If low testosterone is left untreated, it can have a number of negative long-term impacts on men. Some of these negative effects can include:
There is a direct link between testosterone and heart health. Blood vessels and heart cells both have receptor sites for testosterone; the hormone is thought to help widen blood vessels. There is also evidence that low testosterone may contribute to cholesterol blockages.⁷
Loss of bone density
Osteoporosis can occur in men with low testosterone. The hormone loss accelerates bone turnover, making bones brittle and more prone to fracture.⁸ With proper diagnosis and treatment, which may include testosterone replacement therapy, the effects of osteoporosis can be slowed.⁹
Loss of muscle mass
Muscle mass naturally declines with age, but more severe muscle atrophy is typically caused by an injury or a condition such as a hormonal imbalance.¹⁰ ¹¹
What are the symptoms of high testosterone?
Clinically high testosterone in men is uncommon. When it does occur, it usually has a known cause, such as excessive use of anabolic steroids or testosterone supplements.
Symptoms can include:¹²
- Mood swings, including potentially aggressive or risky behavior
- Prostate enlargement and difficulty peeing
- Shrunken testicles
- Swollen hands and feet
- Weight gain
- High blood pressure
What are the long-term effects of high testosterone?
There's a complicated relationship between this essential hormone and prostate cancer¹³—in careful doses, it can be used as therapy, but according to research published by Johns Hopkins Medicine, most researchers view it as “fuel for prostate cancer.”¹⁴ Too much testosterone is also associated with liver disease, cardiac damage and low sperm count.¹⁵
How are testosterone levels tested?
Your testosterone levels can be tested with a blood draw at your doctor's office, a lab or with an at-home testing kit. Whether you leave the house or not, total blood testosterone is the most common test, and is considered normal when level falls between 240 and 950 nanograms per deciliter (ng/dL).

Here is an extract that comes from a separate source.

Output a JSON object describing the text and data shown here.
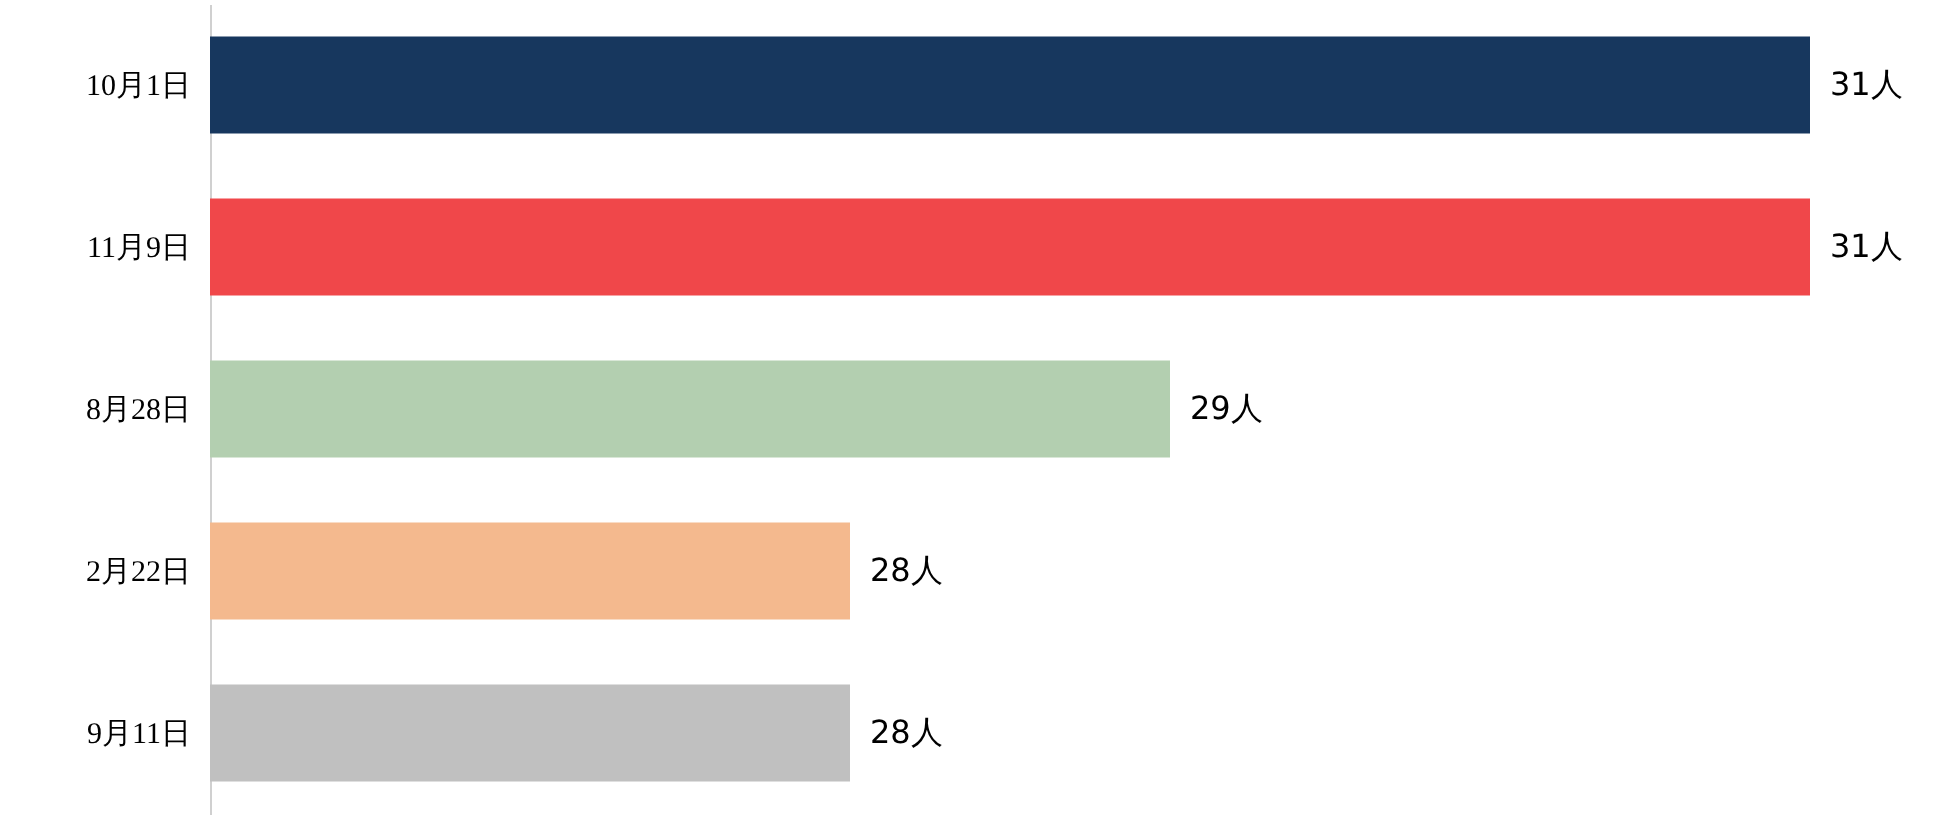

How are testosterone imbalances treated?
If your test results indicate abnormal levels, don't panic — there are treatments available:
Testosterone replacement therapy (TRT)
This is the most common option for low testosterone and typically involves supplementing with testosterone injections, skin patches, oral medications or topical gels.

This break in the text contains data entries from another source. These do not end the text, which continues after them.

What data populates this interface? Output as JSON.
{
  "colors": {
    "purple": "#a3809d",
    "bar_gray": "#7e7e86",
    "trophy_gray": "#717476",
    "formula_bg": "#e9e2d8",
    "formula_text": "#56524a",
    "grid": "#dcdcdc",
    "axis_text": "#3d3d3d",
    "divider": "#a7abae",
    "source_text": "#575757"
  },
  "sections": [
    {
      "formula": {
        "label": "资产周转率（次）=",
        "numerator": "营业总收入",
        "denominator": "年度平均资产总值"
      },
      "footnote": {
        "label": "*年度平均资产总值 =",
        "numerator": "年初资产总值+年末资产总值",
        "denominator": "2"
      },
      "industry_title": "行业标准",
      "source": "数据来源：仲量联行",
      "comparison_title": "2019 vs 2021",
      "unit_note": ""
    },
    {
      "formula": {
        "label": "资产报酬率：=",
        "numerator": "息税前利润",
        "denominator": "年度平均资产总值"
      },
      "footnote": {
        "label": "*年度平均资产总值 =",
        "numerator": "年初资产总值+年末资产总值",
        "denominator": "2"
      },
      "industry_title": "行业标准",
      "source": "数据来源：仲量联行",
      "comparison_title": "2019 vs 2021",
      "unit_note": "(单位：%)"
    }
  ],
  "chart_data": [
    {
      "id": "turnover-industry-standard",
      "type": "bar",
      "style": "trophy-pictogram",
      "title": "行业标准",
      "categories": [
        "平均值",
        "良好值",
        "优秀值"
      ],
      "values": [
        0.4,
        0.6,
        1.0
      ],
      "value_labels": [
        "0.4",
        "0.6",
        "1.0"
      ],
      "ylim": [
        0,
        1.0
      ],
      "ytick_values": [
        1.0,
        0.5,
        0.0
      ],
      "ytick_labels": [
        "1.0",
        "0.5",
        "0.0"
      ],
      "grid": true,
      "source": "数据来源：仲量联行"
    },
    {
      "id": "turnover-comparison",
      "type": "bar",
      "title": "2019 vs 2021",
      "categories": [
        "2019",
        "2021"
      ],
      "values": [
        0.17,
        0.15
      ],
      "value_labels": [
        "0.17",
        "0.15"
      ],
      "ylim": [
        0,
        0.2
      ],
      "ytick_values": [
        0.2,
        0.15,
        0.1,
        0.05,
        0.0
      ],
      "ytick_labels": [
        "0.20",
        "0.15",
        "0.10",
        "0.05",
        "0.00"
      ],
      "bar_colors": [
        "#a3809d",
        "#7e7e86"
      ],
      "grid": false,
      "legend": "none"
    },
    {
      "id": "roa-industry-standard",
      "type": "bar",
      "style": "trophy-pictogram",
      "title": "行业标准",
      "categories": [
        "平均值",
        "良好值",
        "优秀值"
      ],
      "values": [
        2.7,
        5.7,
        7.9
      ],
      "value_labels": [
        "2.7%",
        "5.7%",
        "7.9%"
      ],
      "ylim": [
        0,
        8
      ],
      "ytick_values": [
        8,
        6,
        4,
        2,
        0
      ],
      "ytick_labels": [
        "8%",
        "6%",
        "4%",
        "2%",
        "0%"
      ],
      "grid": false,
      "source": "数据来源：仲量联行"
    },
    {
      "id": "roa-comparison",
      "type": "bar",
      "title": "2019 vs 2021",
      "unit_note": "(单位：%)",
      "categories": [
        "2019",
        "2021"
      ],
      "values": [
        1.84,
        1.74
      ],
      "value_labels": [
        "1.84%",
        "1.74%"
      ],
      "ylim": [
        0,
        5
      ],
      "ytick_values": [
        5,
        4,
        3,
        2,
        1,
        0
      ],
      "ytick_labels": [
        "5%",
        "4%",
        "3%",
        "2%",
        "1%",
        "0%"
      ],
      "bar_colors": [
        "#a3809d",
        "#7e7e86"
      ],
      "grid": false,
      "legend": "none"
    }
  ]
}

TRT increases the risk of blood clots, stroke and heart attack and can include side effects such as acne and sleep apnea¹⁶ — your healthcare professional can help assess if this testosterone treatment is right for you.

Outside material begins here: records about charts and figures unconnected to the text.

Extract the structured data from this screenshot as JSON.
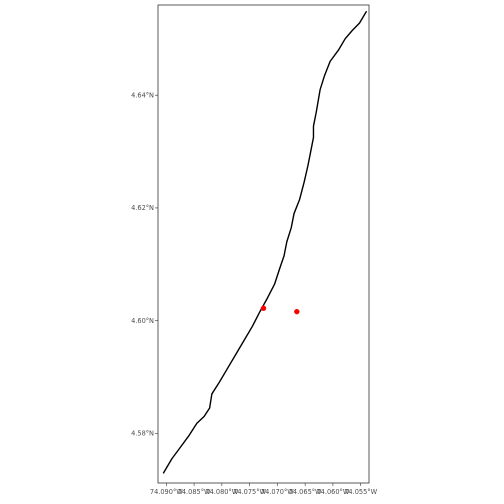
{
  "chart_data": {
    "type": "map",
    "title": "",
    "xlabel": "",
    "ylabel": "",
    "xlim": [
      -74.0915,
      -74.0535
    ],
    "ylim": [
      4.5712,
      4.656
    ],
    "grid": false,
    "x_ticks": [
      {
        "value": -74.09,
        "label": "74.090°W"
      },
      {
        "value": -74.085,
        "label": "74.085°W"
      },
      {
        "value": -74.08,
        "label": "74.080°W"
      },
      {
        "value": -74.075,
        "label": "74.075°W"
      },
      {
        "value": -74.07,
        "label": "74.070°W"
      },
      {
        "value": -74.065,
        "label": "74.065°W"
      },
      {
        "value": -74.06,
        "label": "74.060°W"
      },
      {
        "value": -74.055,
        "label": "74.055°W"
      }
    ],
    "y_ticks": [
      {
        "value": 4.58,
        "label": "4.58°N"
      },
      {
        "value": 4.6,
        "label": "4.60°N"
      },
      {
        "value": 4.62,
        "label": "4.62°N"
      },
      {
        "value": 4.64,
        "label": "4.64°N"
      }
    ],
    "line_color": "#000000",
    "line": [
      [
        -74.0905,
        4.573
      ],
      [
        -74.089,
        4.5755
      ],
      [
        -74.0875,
        4.5775
      ],
      [
        -74.086,
        4.5795
      ],
      [
        -74.0845,
        4.5818
      ],
      [
        -74.0832,
        4.583
      ],
      [
        -74.0822,
        4.5845
      ],
      [
        -74.0818,
        4.587
      ],
      [
        -74.0805,
        4.589
      ],
      [
        -74.079,
        4.5915
      ],
      [
        -74.0775,
        4.594
      ],
      [
        -74.076,
        4.5965
      ],
      [
        -74.0745,
        4.599
      ],
      [
        -74.0732,
        4.6015
      ],
      [
        -74.0718,
        4.604
      ],
      [
        -74.0705,
        4.6065
      ],
      [
        -74.0695,
        4.6095
      ],
      [
        -74.0688,
        4.6115
      ],
      [
        -74.0683,
        4.614
      ],
      [
        -74.0675,
        4.6165
      ],
      [
        -74.067,
        4.619
      ],
      [
        -74.066,
        4.6215
      ],
      [
        -74.0652,
        4.6245
      ],
      [
        -74.0645,
        4.6275
      ],
      [
        -74.064,
        4.63
      ],
      [
        -74.0635,
        4.6325
      ],
      [
        -74.0635,
        4.6345
      ],
      [
        -74.063,
        4.637
      ],
      [
        -74.0623,
        4.641
      ],
      [
        -74.0615,
        4.6435
      ],
      [
        -74.0605,
        4.646
      ],
      [
        -74.059,
        4.648
      ],
      [
        -74.0578,
        4.65
      ],
      [
        -74.0565,
        4.6515
      ],
      [
        -74.0552,
        4.6528
      ],
      [
        -74.054,
        4.6548
      ]
    ],
    "points_color": "#ff0000",
    "points": [
      [
        -74.0725,
        4.6022
      ],
      [
        -74.0665,
        4.6016
      ]
    ]
  }
}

Medications to suppress testosterone levels
This treatment is designed to bring your hormone levels to a normal range and will vary depending on the cause of the abnormal test results.
Your healthcare professional may also tweak other medications you're taking or recommend lifestyle changes. A medical professional can help to determine the best course of action depending on your particular hormonal imbalance and risk factors.
Testosterone is a hormone present in people of all genders and is particularly important to men's sexual health and development. Too much or too little testosterone can cause health issues. Testosterone levels naturally wane with age, with implications for sexual health, cardiac wellness, bone density, mood and muscle mass. Testosterone imbalances are easy to test and simple to treat. Talk to your healthcare professional if you have symptoms.